Las redes sociales son un mundo paralelo, pero con importantes conexiones con la vida real. Cuando nacieron prometieron ser un lugar de encuentro para llevar a sus últimas consecuencias la libertad de expresión, y lo cierto es que durante mucho tiempo fueron vistas con recelo por regímenes de dudosa reputación democrática precisamente porque amplificaban los mensajes de la disidencia. De ahí que muchos países las bloquearan o prohibieran, sobre todo cuando demostraron su verdadero poder en el mundo real con la Primavera Árabe. Pero poner puertas al campo no es sencillo, máxime cuando el campo sigue siendo de libre tránsito en otros países. Por eso, algunos gobiernos han optado por ceder ante las redes sociales y permitir que la gente siga volcando en ellas sus ideas y pensamientos... mientras se encargan de intoxicar el ambiente.
A pesar de que todavía no se ha podido demostrar que Rusia influyera en las Elecciones estadounidenses de 2016, lo cierto es que fue el punto álgido del debate sobre las noticias falsas y su viralización en redes sociales gracias a ejércitos de bots y trolls. Mucha gente, sobre todo adolescentes sin nada que perder, se hicieron de oro vertiendo mentiras en Facebook o Twitter, lo que ensució la reputación de unas compañías ya apuntadas con el dedo por su laxitud respecto a la privacidad y dejó al descubierto el presunto entramado político y económico que se esconde detrás de las mentiras que buscan contaminar a la opinión pública.
Pero el poder de las redes sociales se demostró mucho antes, concretamente con Obama y en 2008. El ahora expresidente de los Estados Unidos tejió una acertada campaña en redes sociales para arrastrar votos, lo que ayudó a que llegase a la Casa Blanca. Fueron las primeras elecciones en las que un candidato se había echado en brazos de estas plataformas para ganar, y lo había conseguido.
La imitación a su estrategia por sucesores de todo lugar, sin embargo, se centró más en desacreditar a los oponentes que en construir junto a la gente. Y ese descrédito terminó por convertirse en la dinámica habitual en estas plataformas, donde la humillación, el insulto y el linchamiento público se han convertido en arma habitual de varios gobiernos, a través de expertos en redes sociales, para acallar voces críticas. No son pocos quienes han tenido que abandonar estas plataformas después de ser objeto de amenazas, ataques y montajes creados para desacreditar. La justicia tuitera es implacable e irreversible. Y eso lo saben los gobiernos.

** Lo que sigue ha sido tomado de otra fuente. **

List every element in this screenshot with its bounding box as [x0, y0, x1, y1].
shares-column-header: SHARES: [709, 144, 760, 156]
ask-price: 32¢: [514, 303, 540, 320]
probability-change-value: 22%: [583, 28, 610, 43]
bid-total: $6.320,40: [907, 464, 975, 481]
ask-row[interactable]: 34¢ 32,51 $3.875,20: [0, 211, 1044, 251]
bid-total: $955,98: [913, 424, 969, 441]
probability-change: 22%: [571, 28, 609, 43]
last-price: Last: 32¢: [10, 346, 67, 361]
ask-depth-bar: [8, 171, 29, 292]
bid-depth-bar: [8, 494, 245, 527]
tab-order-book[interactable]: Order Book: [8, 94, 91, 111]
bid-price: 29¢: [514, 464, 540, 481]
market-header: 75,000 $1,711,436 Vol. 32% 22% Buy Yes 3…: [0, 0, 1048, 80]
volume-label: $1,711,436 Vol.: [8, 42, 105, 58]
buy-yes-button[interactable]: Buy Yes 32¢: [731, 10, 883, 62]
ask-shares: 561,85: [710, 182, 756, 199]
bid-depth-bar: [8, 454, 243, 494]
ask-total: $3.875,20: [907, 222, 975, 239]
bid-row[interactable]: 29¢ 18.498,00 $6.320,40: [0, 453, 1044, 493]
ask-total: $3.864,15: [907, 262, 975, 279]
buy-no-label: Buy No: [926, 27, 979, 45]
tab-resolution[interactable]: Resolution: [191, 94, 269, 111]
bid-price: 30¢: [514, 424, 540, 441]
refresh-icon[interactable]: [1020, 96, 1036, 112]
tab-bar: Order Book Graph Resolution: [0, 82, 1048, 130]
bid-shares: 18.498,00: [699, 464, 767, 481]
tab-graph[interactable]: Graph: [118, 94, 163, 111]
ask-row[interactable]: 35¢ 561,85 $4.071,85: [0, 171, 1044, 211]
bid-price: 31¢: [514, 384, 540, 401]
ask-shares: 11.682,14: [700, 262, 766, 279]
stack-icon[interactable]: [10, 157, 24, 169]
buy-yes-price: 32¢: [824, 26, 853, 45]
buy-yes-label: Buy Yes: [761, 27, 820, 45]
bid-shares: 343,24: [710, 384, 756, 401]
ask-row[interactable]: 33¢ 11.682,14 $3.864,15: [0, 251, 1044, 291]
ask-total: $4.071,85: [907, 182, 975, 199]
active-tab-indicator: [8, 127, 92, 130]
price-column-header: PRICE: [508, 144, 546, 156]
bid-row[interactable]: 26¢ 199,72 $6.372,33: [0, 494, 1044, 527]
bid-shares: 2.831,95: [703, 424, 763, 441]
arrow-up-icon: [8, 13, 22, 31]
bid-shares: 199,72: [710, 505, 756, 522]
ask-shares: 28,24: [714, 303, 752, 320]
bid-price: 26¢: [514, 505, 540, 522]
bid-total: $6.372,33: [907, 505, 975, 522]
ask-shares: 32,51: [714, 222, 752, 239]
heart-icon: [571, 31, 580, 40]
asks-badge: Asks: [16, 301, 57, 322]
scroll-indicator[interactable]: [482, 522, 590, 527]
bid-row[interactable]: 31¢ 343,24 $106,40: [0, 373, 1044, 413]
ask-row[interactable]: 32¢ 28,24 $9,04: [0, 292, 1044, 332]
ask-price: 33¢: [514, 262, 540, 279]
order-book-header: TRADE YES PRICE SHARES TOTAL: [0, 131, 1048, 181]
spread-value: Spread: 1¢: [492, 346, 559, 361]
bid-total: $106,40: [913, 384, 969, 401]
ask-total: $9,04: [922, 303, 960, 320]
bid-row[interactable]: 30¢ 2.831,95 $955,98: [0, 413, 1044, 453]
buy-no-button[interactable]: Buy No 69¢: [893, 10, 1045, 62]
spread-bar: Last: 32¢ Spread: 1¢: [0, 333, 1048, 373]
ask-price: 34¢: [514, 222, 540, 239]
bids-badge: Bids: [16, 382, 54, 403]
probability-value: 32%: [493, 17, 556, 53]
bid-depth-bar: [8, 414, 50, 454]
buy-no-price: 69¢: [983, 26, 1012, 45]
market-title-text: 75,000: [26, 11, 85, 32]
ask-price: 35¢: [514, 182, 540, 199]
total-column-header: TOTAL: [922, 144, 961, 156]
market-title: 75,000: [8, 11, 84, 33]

'Bloomberg' detalla en un reportaje cómo ejércitos de trolls actúan bajo paraguas de gobiernos y partidos políticos para enfangar las redes sociales y obtener votos o asentar sus ideas. El populismo ha encontrado en estas plataformas el caldo de cultivo perfecto para cristalizar. Y ni siquiera es necesario desembolsar mucho dinero, ya que muchos radicales están dispuestos a colaborar gratuitamente por el bien de su causa. Otros lo hacen a cambio de beneficios gubernamentales.
La conjugación de excesivo tiempo libre, radicalismo, nada que perder y anonimato son el arma perfecta para llegar a masas ávidas de noticias alternativas. Por supuesto, la psicología humana tiene su parte de culpa, ya que las fake news explotan las grietas de la sociedad para, mediante las emociones, canalizar sus mensajes de manera efectiva. Aunque no todo es culpa del ser humano, y la propia configuración técnica de las redes sociales termina amplificando los mensajes tóxicos y perjudicando a los verdaderos.
Cuando hablamos de ciberguerra, generalmente nos referimos a ciberataques capaces de bloquear un país por la paralización de sus infraestructuras tecnológicas. Pero lo cierto es que hace tiempo que en las redes sociales se está librando una guerra digital mucho más peligrosa: la que desacredita el sistema para crear un nuevo orden que dirijan radicales bajo la promesa de devolver a las masas la libertad supuestamente robada por el establishment. Una efectiva estrategia sin planes de futuro, más allá del poder inmediato y a cualquier precio.